Would you be happy to see the Sacramento Kings move to Seattle?
SACRAMENTO, Calif. -- The story sounds familiar. NBA Owner cries poverty, and says the team needs a new arena. Team attendance is dwindling and speculations swirl about moving the team.
But this isn't Seattle, it is happening in Sacramento.
When Microsoft Owner Steve Ballmer sold off more than a billion dollars in company stock last week, plenty of people speculated that he was about to make a move to buy a team. Ballmer has never been shy about his love for professional basketball, and led an effort to renovate Key Arena before the Sonics left for Oklahoma City.
Is he now interested in the Sacramento Kings?
"I don't put much stock in it," said Bob Graswich, a spokesperson for the Sacramento Mayor's Office. "We know there are guys out there like Mr. Ballmer. We know those guys can write a check, but will they?"
Sacramento has had an NBA Franchise since 1985, when the Kings left Kansas City. They've played since 1988, in Arco Arena, outside the downtown core. After only 22 years, the Maloof family which owns the Kings, and Arco, says it's not up to current standards and a new arena is needed to keep the team in the arena.
The city agrees.
"It was built on the cheap, for $40 million dollars,” Graswich said. “There is no club seating level. The restaurants are all serviced by an antiquated kitchen."
That's why Sacramento Mayor and former NBA All Star, Kevin Johnson has been actively attempting to find a solution. On Tuesday, he was out of town, meeting with a Chicago developer about mixed use arena project at the city's downtown rail yards.
But building an arena may be a tall order. 80 percent of Voters rejected an arena tax levy, and a complicated land swap deal also recently fizzled out. Plus, California has a 13 percent unemployment rate, and the real estate market is in rough shape.
"We've done everything we can, except write a check, and we can't because we're broke," said Graswich.
The Maloofs have been coy about their future intentions. Fans say they have not attended as many games as they have in the past. George Maloof admits he did meet with Former Sonic Part Owner Wally Walker in Seattle earlier this year, but claims it was to talk about financing ideas and not about moving the team.
Walker also acknowledged the meeting took place, but told KING 5 "I'll let the Maloofs talk about what was discussed."
Maloof told the Sacramento Business Journal he has never met Ballmer and the team is not for sale.
"It concerns me a little bit," said Blake Ellington, who recently started a grassroots fan campaign to save the team called 'Here We Stay'. Ellington is a lifelong Kings fan, who also runs the blog 'Bleed Black and Purple', and says he's confident Johnson will make a difference. "He has connections with the NBA."

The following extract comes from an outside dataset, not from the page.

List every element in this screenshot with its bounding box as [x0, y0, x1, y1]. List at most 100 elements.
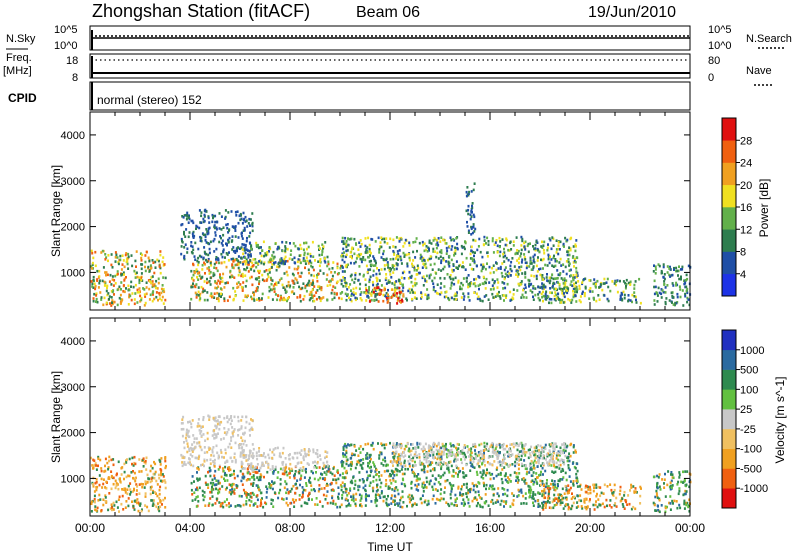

But others aren't so sure, and believe the Maloofs patience is wearing thin.
"Man up and ask people if they want to pay for it," said Mark Harris, a Sacramento businessman who is serving on Johnson's Arena Task Force. He believes Johnson needs to stress what the economic impact would be with, and without a team.
"If I can't see it, don't placate me," said Harris, who also said he is a huge supporter of Johnson and of the Kings.
Harris said Arco can't be renovated, to appease the Maloofs.
"The suburban stadium model doesn't work for Sacramento. It needs to be downtown, near mass transit. Arco is outside the city, surrounded by a huge parking lot, with empty buildings all around it." Harris said the Arena area was hit hard by the real estate crash, and the economic downturn.
"If you can't do it [downtown], you gotta let them fly," said Harris.
But Ellington said Sacramento has one thing going for it that Seattle does not, "Seattle has, or had 3 big franchises. We have one."
Graswich agrees, “Being a one team in a one horse town is a good thing."
"This is a great market. They wouldn't be the 3rd or 4th buy, as they would in Seattle. In Seattle, there is baseball, football, and the UW."
Ellington said he understood the speculation will ramp up in Seattle and elsewhere.
"That's just gonna happen. I know Sonics fans were disappointed about losing their team,” he said. “But I also know a lot of fans that I talked to up there say they are not interested in stealing another city's team."